Intisari-Online.com – Alkisah, seorang pria yang memiliki empat anak. Pria itu menghabiskan waktunya untuk bekerja bagi keluarganya dan mengajarkan anak-anaknya nilai-nilai kehidupan seperti iman, cinta, kesatuan, dll. Namun, anak-anaknya tumbuh menjadi cukup serakah dan selalu bertengkar di antara mereka sendiri untuk uang dan harta ayah mereka. Pria itu sangat tidak bahagia untuk melihat masalah anak-anaknya, namun ia percaya jika mereka bisa menyisihkan keserakahan mereka dan bersatu, semua akan menjadi lebih baik.
Setelah itu, pria itu menderita sakit parah. Ia merasa bahwa ia tidak memiliki waktu untuk hidup lebih lama lagi. Mendengar ini, anak-anaknya mulai bertanya apa yang akan diwariskan oleh ayahnya kepada mereka masing-masing. Pria itu sangat sedih mendengarkan dan memutuskan untuk mencoba terakhir kalinya membuat anak-anaknya berpikir. Ia meminta istrinya untuk mengumpulkan tongkat kayu dan mengikat mereka dalam sebuah ikatan. Dia mengatakan padanya untuk menjaga ikatan kayu itu ke dalam sebuah kotak kayu besar. Mereka lalu memanggil anak-anak mereka bersama keluarganya pada hari berikutnya untuk memberi bagian dari hartanya.
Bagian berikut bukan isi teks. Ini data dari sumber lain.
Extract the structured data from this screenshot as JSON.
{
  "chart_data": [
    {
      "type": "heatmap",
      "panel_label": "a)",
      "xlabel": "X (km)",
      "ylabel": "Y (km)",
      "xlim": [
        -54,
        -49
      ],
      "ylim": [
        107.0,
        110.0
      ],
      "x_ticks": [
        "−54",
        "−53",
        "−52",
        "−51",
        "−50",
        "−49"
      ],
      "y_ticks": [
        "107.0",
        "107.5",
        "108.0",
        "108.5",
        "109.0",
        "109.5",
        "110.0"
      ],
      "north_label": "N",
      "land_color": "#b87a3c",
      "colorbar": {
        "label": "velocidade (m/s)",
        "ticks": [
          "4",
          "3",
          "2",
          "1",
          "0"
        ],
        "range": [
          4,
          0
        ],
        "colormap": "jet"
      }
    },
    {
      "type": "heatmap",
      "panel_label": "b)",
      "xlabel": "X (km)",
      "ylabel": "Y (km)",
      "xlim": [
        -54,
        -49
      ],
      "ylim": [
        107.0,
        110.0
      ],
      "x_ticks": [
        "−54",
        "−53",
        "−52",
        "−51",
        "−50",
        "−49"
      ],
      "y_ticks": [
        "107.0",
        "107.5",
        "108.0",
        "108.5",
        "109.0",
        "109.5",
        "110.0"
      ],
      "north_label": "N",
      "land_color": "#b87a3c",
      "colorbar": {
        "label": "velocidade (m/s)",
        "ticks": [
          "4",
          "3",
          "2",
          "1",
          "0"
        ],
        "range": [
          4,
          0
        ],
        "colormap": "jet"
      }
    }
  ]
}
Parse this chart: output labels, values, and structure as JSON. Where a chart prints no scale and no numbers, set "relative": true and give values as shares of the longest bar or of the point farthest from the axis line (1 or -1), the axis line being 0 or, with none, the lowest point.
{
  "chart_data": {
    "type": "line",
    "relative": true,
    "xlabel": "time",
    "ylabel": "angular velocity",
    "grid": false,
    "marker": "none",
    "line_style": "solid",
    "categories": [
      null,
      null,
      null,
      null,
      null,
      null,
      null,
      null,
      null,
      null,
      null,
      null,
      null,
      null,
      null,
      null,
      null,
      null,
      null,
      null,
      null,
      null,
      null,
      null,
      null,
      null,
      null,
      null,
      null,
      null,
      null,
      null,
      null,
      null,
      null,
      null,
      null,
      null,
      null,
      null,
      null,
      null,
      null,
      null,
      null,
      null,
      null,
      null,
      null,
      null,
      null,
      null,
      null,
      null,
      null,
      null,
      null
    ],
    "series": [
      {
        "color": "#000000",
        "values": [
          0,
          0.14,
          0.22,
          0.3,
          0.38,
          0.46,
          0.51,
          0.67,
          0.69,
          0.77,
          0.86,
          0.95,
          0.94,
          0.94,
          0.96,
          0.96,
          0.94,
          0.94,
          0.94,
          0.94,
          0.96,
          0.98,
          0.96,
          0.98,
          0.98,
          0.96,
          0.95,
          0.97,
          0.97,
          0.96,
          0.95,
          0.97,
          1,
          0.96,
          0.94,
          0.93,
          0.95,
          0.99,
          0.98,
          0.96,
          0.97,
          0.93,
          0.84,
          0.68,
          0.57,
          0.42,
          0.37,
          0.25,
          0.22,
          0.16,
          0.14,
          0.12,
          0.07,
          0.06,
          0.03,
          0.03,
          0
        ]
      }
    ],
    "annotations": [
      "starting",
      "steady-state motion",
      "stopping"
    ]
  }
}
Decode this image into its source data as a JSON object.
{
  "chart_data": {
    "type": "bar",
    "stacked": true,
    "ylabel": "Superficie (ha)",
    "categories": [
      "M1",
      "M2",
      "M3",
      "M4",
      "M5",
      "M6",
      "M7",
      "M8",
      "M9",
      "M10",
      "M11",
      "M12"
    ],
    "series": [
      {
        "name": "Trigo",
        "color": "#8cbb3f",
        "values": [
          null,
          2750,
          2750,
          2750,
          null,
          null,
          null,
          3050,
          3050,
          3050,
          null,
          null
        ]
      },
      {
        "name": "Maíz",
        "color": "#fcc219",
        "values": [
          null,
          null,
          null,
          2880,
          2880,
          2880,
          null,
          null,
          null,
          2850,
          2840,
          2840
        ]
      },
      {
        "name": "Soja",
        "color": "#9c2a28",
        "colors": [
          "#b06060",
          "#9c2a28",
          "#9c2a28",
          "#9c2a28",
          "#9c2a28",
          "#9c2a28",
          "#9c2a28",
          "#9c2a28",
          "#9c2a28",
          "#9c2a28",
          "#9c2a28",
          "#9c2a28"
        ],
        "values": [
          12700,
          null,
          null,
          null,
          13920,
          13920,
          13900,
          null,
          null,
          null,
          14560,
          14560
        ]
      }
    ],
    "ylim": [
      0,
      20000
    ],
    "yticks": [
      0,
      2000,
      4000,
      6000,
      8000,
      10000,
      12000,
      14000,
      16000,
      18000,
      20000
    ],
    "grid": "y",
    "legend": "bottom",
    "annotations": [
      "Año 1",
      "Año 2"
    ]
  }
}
Hari berikutnya, semua orang berkumpul di rumahnya. Semua dari mereka berdiri sekitar tempat tidurnya. Dia memanggil anak bungsunya dan berkata, "Anakku tersayang, bisakah engkau membawakan kotak kayu itu untuk saya? Saya telah menyimpan semua tabungan saya di dalamnya. Saya ingin meneruskannya kepada kalian." Semua anak-anak ingin tahu tentang kotak besar ini dan mulai membayangkan berapa banyak emas, berlian dan uang akan ada sedemikian kotak besar. Pria itu mengamati semua orang dengan diam-diam. Ia kemudian memanggil putra sulungnya dan berkata, "Anakku tersayang, dapatkah kau membuka kotak? Keluarkan isinya dan biarkan tetap di atas meja." Putra sulung berkata, "Ya tentu saja, ayah. Aku anak paling taat Anda. Aku tahu bahwa kau paling mencintaiku dan telah menyimpan banyak uang untuk saya. Saya sangat bersemangat untuk melihat hartamu." Dia kemudian membuka kotak kayu. Rasa kecewanya sungguh besar, ketika melihat kotak besa itu kosong kecuali berisi seikat tongkat. Ia terkejut dan marah, tetapi tidak mengucapkan sepatah kata pun. Ia mengambil ikatan tongkat itu dan menyimpannya di atas meja.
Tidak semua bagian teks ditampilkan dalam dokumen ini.